As you stare at the flickering lights outside, the bundle of mail sitting on the coffee table catches your attention.

 

Sitting straighter in your seat, you grab the bundle and swiftly sift through the envelopes. Oxford, Dad, bills, Oxford, Oxford, electricity bill, Dad’s business, and then a strange, thin parcel. Maybe an early present from mum and Emily, you think curiously, flipping the thin brown package over.

 

But the ever-so familiar messy cursive handwriting, slightly wobbled when coming to your name, catches your eye.

 

Isabelle?

 

You rip open the parcel, completely wrecking the many tens of minutes spent on the careful calligraphy. An album comes to view, Taylor Swift? Isa never liked her music that much, you think, well except for our song. ‘Mine’ was all we listened to for weeks on end.  You let go of of the remains of the wrapping in order to crack open the album case, a little folded up letter slipped out onto the cramped living room’s dark rug. You pick it up, slightly trembling in silent fear at what you were about to read.

 

track seven.

 

remember, everytime i don’t i almost do.

 

this time i did.

 

The thirteen words seem puzzling, running wildly in frenzy through your mind.
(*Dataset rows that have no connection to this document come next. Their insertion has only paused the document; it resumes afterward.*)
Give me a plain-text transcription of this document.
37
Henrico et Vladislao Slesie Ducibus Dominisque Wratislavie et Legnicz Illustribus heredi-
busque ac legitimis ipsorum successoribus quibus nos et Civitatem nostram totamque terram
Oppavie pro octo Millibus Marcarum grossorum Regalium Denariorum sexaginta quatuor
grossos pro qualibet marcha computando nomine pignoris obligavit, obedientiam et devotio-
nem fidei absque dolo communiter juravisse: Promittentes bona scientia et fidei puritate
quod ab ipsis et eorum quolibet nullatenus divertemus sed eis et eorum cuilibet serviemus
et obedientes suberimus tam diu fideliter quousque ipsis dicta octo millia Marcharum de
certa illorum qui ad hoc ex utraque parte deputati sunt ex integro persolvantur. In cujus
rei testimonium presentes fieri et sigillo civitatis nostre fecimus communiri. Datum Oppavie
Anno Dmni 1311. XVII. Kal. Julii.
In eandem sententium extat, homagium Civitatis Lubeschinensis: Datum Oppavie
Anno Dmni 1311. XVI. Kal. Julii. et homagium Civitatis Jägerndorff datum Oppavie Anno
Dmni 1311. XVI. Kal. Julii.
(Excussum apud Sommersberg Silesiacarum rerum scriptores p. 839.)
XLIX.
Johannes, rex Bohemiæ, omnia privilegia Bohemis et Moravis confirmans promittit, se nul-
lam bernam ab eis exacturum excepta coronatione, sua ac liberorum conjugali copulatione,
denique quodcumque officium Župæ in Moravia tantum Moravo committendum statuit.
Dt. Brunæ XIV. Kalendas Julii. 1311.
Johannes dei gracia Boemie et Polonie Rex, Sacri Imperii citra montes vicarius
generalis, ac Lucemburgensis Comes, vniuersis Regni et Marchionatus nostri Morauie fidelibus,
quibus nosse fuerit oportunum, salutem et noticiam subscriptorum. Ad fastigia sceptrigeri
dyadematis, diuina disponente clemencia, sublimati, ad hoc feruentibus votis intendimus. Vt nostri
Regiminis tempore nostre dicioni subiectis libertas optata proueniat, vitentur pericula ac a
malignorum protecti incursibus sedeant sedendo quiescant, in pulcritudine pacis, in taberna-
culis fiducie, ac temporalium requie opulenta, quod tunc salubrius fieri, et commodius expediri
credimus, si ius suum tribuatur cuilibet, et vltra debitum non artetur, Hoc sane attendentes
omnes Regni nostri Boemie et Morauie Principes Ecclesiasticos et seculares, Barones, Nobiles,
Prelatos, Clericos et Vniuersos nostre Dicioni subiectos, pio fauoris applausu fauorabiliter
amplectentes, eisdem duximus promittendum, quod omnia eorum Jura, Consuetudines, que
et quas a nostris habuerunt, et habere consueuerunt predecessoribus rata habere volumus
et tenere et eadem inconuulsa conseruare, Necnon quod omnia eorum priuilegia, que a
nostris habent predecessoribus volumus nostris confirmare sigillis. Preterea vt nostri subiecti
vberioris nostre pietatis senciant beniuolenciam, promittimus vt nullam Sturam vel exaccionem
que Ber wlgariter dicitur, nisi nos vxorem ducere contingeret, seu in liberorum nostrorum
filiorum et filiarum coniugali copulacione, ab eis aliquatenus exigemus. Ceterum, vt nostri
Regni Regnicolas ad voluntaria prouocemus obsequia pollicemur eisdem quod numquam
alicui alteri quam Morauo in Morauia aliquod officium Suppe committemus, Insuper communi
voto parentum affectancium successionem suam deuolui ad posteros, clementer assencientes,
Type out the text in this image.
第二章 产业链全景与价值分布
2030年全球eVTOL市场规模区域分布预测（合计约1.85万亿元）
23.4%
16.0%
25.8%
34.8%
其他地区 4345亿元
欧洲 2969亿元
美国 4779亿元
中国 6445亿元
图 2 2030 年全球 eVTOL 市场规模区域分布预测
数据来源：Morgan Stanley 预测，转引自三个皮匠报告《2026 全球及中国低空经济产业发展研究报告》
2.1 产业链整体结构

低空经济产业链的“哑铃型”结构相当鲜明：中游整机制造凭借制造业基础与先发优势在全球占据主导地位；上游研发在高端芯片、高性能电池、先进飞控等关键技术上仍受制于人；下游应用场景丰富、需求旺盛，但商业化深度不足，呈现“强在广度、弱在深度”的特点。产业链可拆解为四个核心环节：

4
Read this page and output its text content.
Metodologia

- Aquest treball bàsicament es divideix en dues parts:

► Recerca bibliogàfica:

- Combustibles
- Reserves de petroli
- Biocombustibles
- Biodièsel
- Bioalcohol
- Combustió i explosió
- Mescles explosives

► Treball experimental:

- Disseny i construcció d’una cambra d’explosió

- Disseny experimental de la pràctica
But in a flash it starts to make sense as the puzzle pieces move closer to click together. You hastily unzip the briefcase, grabbing the Macbook and booting it up. Hurry, you urge the laptop to open iTunes as you fumbled around with the plastic CD case before finally extracting the disk. You insert the disk and when the CD is registered you immediately click ‘track 7’.

 

--

 

You toss and turn all night, one second the sheets get warm and sweaty, and the next completely dry and ice-cold. You understood now, well, not quite. There are so many questions, a whole mile long list you could’ve written out and presented to me. The room felt crowded with people all screaming and yelling, but really it was just you, and your mind with so many thoughts shouting at you.

 

Did she still want to see me? you think, meet me again, even?

 

Does she want us, our whole friend group, to get together again and maybe reform our band? Does she still want to hold-hands like we used to and spend weekends together? Does she want to laugh and joke around, the comfort of each other’s presence letting us free to have fun? Does she still want to be together after all I did, and after all this time?

 

Most of all, does she still love me?